A Lei Bárbara Penna, sancionada pelo presidente e publicada no Diário Oficial da União nesta quinta-feira, amplia a proteção a vítimas de violência doméstica. A norma altera dispositivos da Lei de Execução Penal e da Lei de Tortura para inibir ameaças durante o cumprimento de pena.

Condenados por violência doméstica que voltarem a ameaçar ou se aproximar da vítima durante a pena poderão ter a punição agravada. Também passa a enquadrar como tortura a submissão reiterada da mulher a sofrimento físico ou mental no contexto de violência doméstica.

A lei considera falta disciplinar grave a aproximação de residência, local de trabalho ou de familiares da vítima, por condenados em regime aberto, semiaberto ou em saídas autorizadas. Estabelece ainda regime disciplinar diferenciado e transferência entre unidades prisionais em casos de ameaça ou violência.

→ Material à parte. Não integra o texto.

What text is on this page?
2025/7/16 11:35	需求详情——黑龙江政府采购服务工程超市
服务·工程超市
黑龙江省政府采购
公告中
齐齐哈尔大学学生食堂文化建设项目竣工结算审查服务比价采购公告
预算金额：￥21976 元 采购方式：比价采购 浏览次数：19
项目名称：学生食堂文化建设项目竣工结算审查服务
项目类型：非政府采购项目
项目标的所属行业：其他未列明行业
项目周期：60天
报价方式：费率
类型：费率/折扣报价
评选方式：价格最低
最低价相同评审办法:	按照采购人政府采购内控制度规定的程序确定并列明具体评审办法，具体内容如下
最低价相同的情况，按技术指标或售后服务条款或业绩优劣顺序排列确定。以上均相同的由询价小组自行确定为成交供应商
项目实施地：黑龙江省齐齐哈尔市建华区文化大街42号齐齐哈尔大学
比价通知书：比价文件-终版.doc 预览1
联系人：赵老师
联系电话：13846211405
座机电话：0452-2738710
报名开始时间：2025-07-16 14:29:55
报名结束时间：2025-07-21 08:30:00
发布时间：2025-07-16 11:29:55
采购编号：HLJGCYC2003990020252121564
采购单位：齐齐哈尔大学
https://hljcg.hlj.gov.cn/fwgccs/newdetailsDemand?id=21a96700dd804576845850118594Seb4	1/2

A proposta nasceu do PL 2.083/2022, de autoria da senadora Soraya Thronicke (PSB-MS), inspirada no caso de Bárbara Penna, de Porto Alegre. Em 2013, Bárbara foi atacada pelo ex-companheiro, que ateou fogo no apartamento e provocou a morte de dois filhos. Bárbara sobreviveu.

Durante a tramitação, o texto recebeu parecer favorável do senador Eduardo Braga (MDB-AM). A nova legislação entrou em vigor na data de sua publicação, ampliando mecanismos de proteção às vítimas de violência doméstica.